On Monday, Addazio said he hadn’t decided exactly how the Eagles would handle that aspect of the week’s preparation. On Wednesday, defensive lineman Kasim Edebali said the Eagles had been practicing taking on cut blocks this week despite the risk.

“That’s how we have to prepare, that’s how Army plays,” the fifth-year senior said. “I think the coaches have done a great job with it.”

It helps that Addazio has a lot of experience with the wishbone, running it as a player at Central Connecticut, using it as a coach at Western Connecticut and at Cheshire High School and employing variations of it during stops at Notre Dame and Florida.

“Option has always been in my past,” he said. “I really love the option game. I have a lot of time invested in studying it over the years. I’m pretty well versed in that offense.”

While the Eagles don’t run much option -- though quarterback Chase Rettig did run an option play in last week’s loss to No. 8 Florida State -- choosing to fit their offensive style to the current personnel, it’s something Addazio would like to do more of as he continues to shape the BC roster.

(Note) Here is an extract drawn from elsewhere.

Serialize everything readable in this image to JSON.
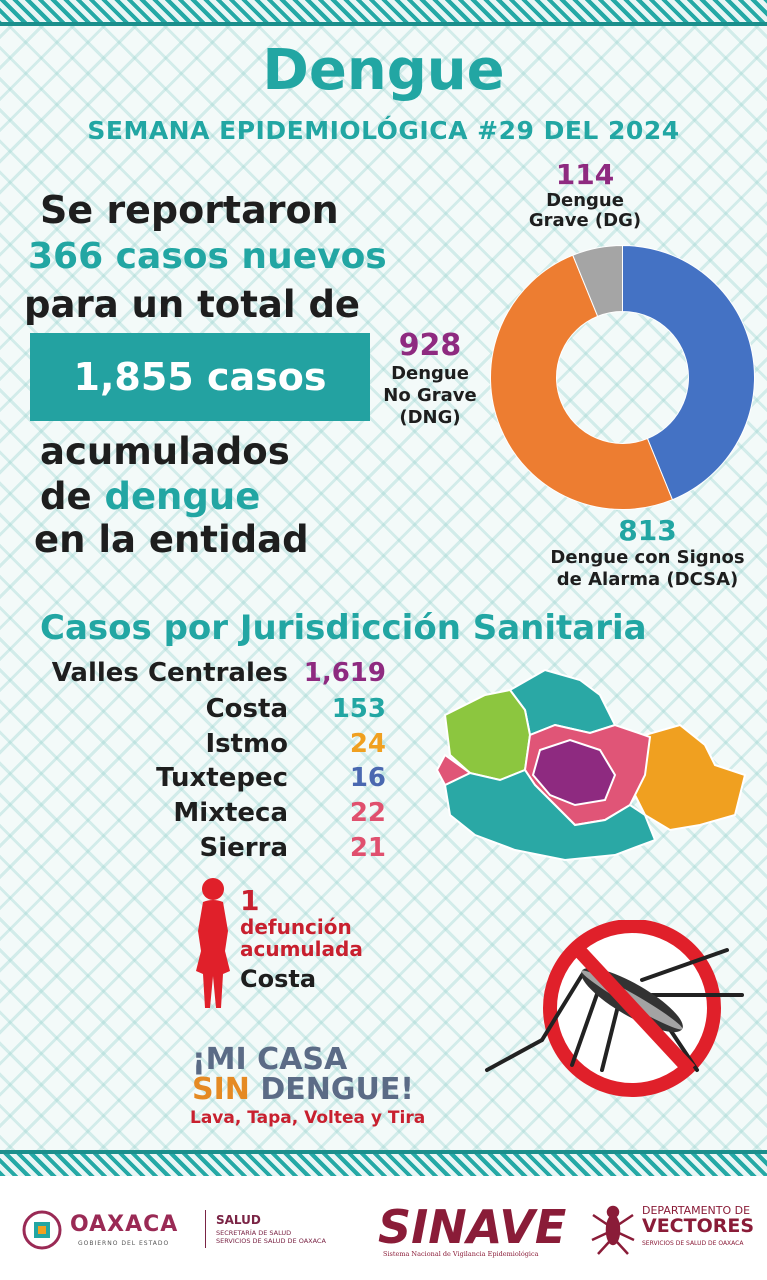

For now, though, he’s concerned with stopping the potent running attack Army brings to Chestnut Hill for Saturday’s game (1 p.m. ET on ESPN3). Through the first five games the Black Knights rank first in the country in rushing attempts (299), attempts per game (59.8) and yards (1,627) and second in the country in rushing yards per game (325.4). They have thrown the ball only 59 times, completing 28, and average only 65.6 yards passing a game -- last in the country.

BC’s defense, meanwhile, ranks No. 76 in the country in rushing defense, allowing 167 yards a game through four games. And the Eagles will have to stop the run without one of their top defensive linemen, as junior Mehdi Abdesmad is out for the season with a left knee injury.

“You gotta play assignment football,” Addazio said of defending against the Army offense. “And to be honest with you, we’ve missed some of our coverage assignments in some of our pressure packages that have led to big plays. Now here we play a team that may not be rocking it down the field throwing it, although they do, but it’s a different method of real assignment football.

“We want to be multiple but we’ve gotta be able to hold our assignments or these teams make you look foolish. All of a sudden the fullback is going for 80 or they pitch the ball for 70. That’s the challenge. That’s what concerns me.”

Edebali said the Eagles have been upbeat this week, and learned a lot about themselves from the 48-34 setback against FSU this past weekend.

“I think some people were surprised how good we can be,” the co-captain said. “It just showed we had an overwhelming energy going on, especially in the first half [against the Seminoles]. That’s what we need all the time. We can’t let go of that kind of energy. We need to play hard, play fast and play physical and we can compete with anyone.”

While the offensive game plan against the Noles placed an emphasis on taking care of the ball and leaned on the run game, things may open up a bit against the Black Knights.

“Clearly last week we wanted to close the ranks, slow the game down, punch them in the face,” Addazio said. “And clearly we want to stay on the field this week, as well, but we may look to attack them in a lot of different ways.

“The thing you gotta be careful about this week is when you have the ball you gotta hang onto the ball because they have the ball they do hang onto the ball. ... But I think you do have to take advantage of the whole field.”

In other words, the Eagles’ offense will try to give the Black Knights’ defense a decision of its own to make.